There is no easy way, however, to know for certain which of the 3500 benchmarks
are latency bound: no hardware counter reports this. We investigate this
further using \gus's sensitivity analysis: in complement of the ``normal''
throughput estimation of \gus, we run it a second time, disabling the
accounting for latency through memory dependencies. By construction, this second measurement should be
either very close to the first one, or significantly below. We then assume a
benchmark to be latency bound due to memory-carried dependencies when it is at
least 40\,\% faster when this latency is disabled; there are 1112 (31.8\,\%) such
benchmarks.

Of the 869 jointly bad rows, 745 (85.7\,\%) are declared latency
bound through memory-carried dependencies by \gus. We conclude that the main
reason for these jointly badly predicted benchmarks is that the predictors
under scrutiny failed to correctly detect these dependencies.

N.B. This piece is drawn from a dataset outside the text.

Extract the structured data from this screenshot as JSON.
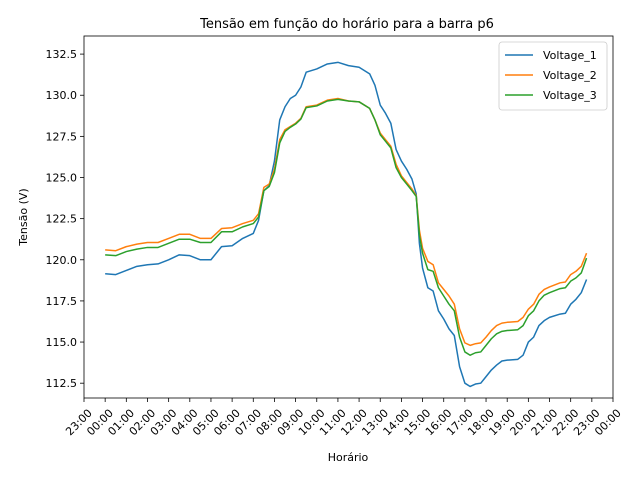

In Section~\ref{ssec:overall_results}, we presented in
Figure~\ref{fig:overall_analysis_boxplot} and
Table~\ref{table:overall_analysis_stats} general statistics on the tools
on the full set of benchmarks. We now remove the 1112 benchmarks
flagged as latency bound through memory-carried dependencies by \gus{} from the
dataset, and present in Figure~\ref{fig:nomemdeps_boxplot} a comparative
box plot for the tools under scrutiny. We also present in
Table~\ref{table:nomemdeps_stats} the same statistics on this pruned dataset.
While the results for \llvmmca, \uica{} and \iaca{} globally improved
significantly, the most noticeable improvements are the reduced spread of the
results and the Kendall's $\tau$ correlation coefficient's increase.

From this,
we argue that detecting memory-carried dependencies is a weak point in current
state-of-the-art static analyzers, and that their results could be
significantly more accurate if improvements are made in this direction.